海の気象
親潮系冷水の南下について
石川孝一(いしかわこういち)
(函館海洋気象台海洋課海洋課長)
はじめに
親潮は千島列島の南岸沿いに南西向きに流れる海流であり、その主要な部分は、北海道東方の北緯四〇度付近で向きを変え、亜寒帯海流として東に向かいます。しかし一部は引き続き、北海道南方、本州東方海域にかけて、南あるいは南西に流れます。
このため、北海道南方および東方海域に冷水がもたらされます。この親潮系冷水は、この海域の海況に大きく影響するだけでなく、漁業や沿岸の気象、さらには海霧の発生により海上交通にも影響を与えます。
親潮系冷水の分布
一般に、北海道南方および本州東方海域の親潮系冷水の分布は、東経一四五度付近から西側を三陸沿岸に沿って南に張り出す分枝(沿岸寄りの分枝)と、その沖合を南下する分枝(沖合の分枝)の形になることが知られています。
親潮系冷水の分布は、百メートル深の水温分布で五℃以下の部分として示されます。
例として、図1に一九九八年七月の百メートル深水温分布図を示します。親潮系冷水の沿岸寄りの分枝は釧路沖から三陸沖西部の北緯三八度付近にかけて分布しています。また、沖合の分枝は、東経一四七〜一四八度付近を北緯四〇度付近まで南下しています。
図1 1998年7月の北海道南方および本州東方海域の100m深水温分布図(親潮系冷水域〈5℃以下の領域〉に陰影を施しています)

親潮系冷水の南下の季節変動
親潮系冷水の沿岸寄りの分枝の南下は、変動が大きいことが知られています。
図2は一九七〇〜一九九八年の二十九年間について、月ごとの百メートル深水温分布から親潮系冷水の沿岸寄りの分枝の南限緯度を読み取り、月ごとに平均したものです。一般に、沿岸寄りの分枝には四月に最も南下して北緯三八度以南にまで達し、十二月には最も北にあり北緯四一度付近に止まっているという季節変動があることがわかります。

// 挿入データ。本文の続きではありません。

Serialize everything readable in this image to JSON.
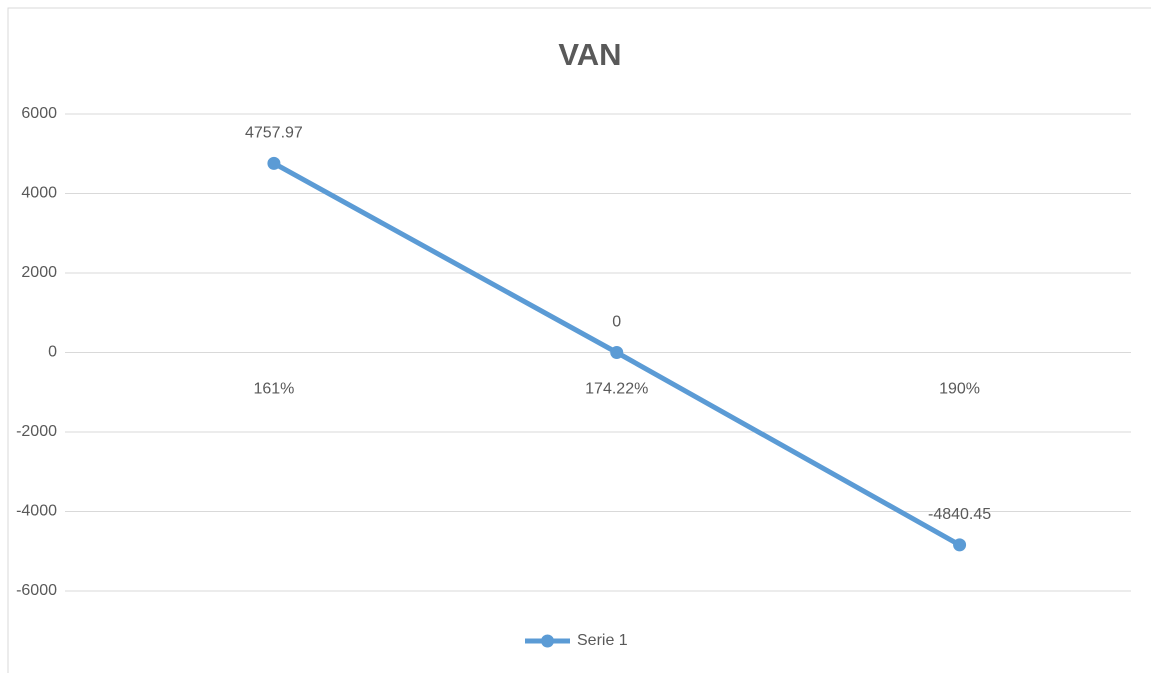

図2には標準偏差を合わせて表示してあります。どの月も標準偏差は緯度で一度以上に及んでおり、年による変動も大きいこともうかがえます。例えば、四月には五〜六年に一回の割で北緯三七度以南にまで南下することがあります。親潮系冷水の沿岸寄りの分枝の南限緯度の前月との差は、その月の月当たりの南下速度と考えられます。図3は、南下速度を二十九年間について月ごとに平均したものです。一般に南下速度は二月に最も速く、一カ月で緯度で一度以上南下します。一方、十一月から十二月にかけて一カ月で緯度で一度近く北上します。